Below me, somewhere in another place, my life awaited. My children awaited for my return—with safe and caring people in our house by the sea. My disease waited in dark empty rooms for slivers of light to unmask it.
The sun began to rise slowly, illuminating the once dark shadows of majestic mountaintops, mist rising from the peaks like white puffs of heaven floating home. Ahead of me…a set of Incan steps shooting straight up to the sky—the last and hardest stretch.
Beyond the staircase stood a temple bestowing a glorious view of Machu Picchu nestled in a mountain far below. Other hikers stood silently about: speechless, breathless at the sight. Tall, majestic mountains encircled the ruins, the thin air making it appear that you could touch a peak wrap it up and take it home.

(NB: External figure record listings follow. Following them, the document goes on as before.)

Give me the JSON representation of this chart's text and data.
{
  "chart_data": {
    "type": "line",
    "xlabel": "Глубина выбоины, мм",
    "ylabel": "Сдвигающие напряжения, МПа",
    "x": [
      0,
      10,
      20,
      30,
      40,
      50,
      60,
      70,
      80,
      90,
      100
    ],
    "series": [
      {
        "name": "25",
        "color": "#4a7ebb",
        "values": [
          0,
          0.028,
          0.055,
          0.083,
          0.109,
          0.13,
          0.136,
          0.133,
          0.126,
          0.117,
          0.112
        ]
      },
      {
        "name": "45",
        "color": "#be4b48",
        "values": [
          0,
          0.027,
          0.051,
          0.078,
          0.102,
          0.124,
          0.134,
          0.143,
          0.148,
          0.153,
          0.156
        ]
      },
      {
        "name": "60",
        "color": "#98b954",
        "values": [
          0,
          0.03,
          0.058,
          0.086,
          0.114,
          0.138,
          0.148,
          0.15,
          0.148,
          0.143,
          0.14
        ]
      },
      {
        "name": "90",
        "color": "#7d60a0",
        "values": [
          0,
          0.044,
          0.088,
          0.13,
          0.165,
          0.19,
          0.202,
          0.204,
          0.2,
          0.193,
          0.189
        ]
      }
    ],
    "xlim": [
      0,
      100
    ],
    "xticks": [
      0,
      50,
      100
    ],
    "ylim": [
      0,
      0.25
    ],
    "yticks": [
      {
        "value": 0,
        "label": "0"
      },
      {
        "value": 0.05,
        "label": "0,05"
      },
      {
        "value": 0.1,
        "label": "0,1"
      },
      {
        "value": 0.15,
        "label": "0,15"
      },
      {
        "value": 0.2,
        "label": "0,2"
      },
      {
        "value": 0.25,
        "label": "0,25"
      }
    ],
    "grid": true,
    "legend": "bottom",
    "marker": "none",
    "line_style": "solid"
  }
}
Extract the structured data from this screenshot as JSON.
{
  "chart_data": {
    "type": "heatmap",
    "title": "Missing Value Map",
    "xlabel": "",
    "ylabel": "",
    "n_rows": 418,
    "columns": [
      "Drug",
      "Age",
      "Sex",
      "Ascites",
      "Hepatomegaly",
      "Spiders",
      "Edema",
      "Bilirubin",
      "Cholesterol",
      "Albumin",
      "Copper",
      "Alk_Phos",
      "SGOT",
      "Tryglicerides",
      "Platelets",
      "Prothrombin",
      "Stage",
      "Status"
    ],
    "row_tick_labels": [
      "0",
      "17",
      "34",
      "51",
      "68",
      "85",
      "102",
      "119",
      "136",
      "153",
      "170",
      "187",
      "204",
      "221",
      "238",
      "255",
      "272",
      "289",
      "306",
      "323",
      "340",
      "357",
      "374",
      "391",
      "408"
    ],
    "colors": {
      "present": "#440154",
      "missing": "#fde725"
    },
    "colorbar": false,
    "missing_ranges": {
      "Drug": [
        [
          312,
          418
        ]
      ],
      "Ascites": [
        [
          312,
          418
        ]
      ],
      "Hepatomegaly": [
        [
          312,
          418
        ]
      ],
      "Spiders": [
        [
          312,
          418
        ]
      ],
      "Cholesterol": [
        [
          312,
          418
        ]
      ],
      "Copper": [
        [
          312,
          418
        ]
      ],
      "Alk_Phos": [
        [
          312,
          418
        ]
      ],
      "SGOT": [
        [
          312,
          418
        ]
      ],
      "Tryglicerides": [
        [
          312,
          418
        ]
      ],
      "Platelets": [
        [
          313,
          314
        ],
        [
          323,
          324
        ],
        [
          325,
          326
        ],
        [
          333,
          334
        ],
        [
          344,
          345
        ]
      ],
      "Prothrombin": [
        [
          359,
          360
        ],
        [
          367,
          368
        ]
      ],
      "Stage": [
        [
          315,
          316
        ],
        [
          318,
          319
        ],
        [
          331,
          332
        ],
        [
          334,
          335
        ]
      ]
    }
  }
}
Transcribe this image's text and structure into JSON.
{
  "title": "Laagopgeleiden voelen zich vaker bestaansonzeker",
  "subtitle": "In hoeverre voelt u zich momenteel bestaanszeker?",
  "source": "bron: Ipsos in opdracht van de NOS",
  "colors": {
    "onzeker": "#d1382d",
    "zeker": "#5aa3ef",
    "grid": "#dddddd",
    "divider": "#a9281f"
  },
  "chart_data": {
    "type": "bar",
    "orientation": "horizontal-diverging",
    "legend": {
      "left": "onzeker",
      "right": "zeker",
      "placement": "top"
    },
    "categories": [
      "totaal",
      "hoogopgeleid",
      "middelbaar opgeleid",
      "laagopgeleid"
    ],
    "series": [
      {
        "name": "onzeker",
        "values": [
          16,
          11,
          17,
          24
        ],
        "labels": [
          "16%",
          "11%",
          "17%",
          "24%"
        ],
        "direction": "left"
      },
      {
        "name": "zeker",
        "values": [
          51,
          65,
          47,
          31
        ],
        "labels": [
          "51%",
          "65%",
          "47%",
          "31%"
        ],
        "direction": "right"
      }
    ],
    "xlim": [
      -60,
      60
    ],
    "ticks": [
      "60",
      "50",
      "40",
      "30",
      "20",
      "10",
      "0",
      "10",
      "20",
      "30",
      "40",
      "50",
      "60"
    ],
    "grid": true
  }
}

Seeing that no one had begun to walk the final leg of the trail, I sped ahead to enjoy it alone. I delighted in the solitude, for even the silence seemed to reverberate from the mountaintops, the absence of sound a sound in itself. Light radiated from a clear blue sky, bouncing off the leaves and making patterns on the path. And always below me, I could see the peaks of Machu Picchu, jutting boldly toward the sky.
I arrived with staggering steps and climbed upon an old stone farming terrace that offered a plot of grass and a magnificent view of the world below. Warm tears found their way from my eyes as I whispered, “I am here, I am here!”
And in that moment, the sum of all the things I had ever been, found a world inside of me of all the things I might become.
No longer was I just a human being with imperfections and struggles or a single woman with MS. I was also a strong wind of potential, blowing quietly away from the land of never.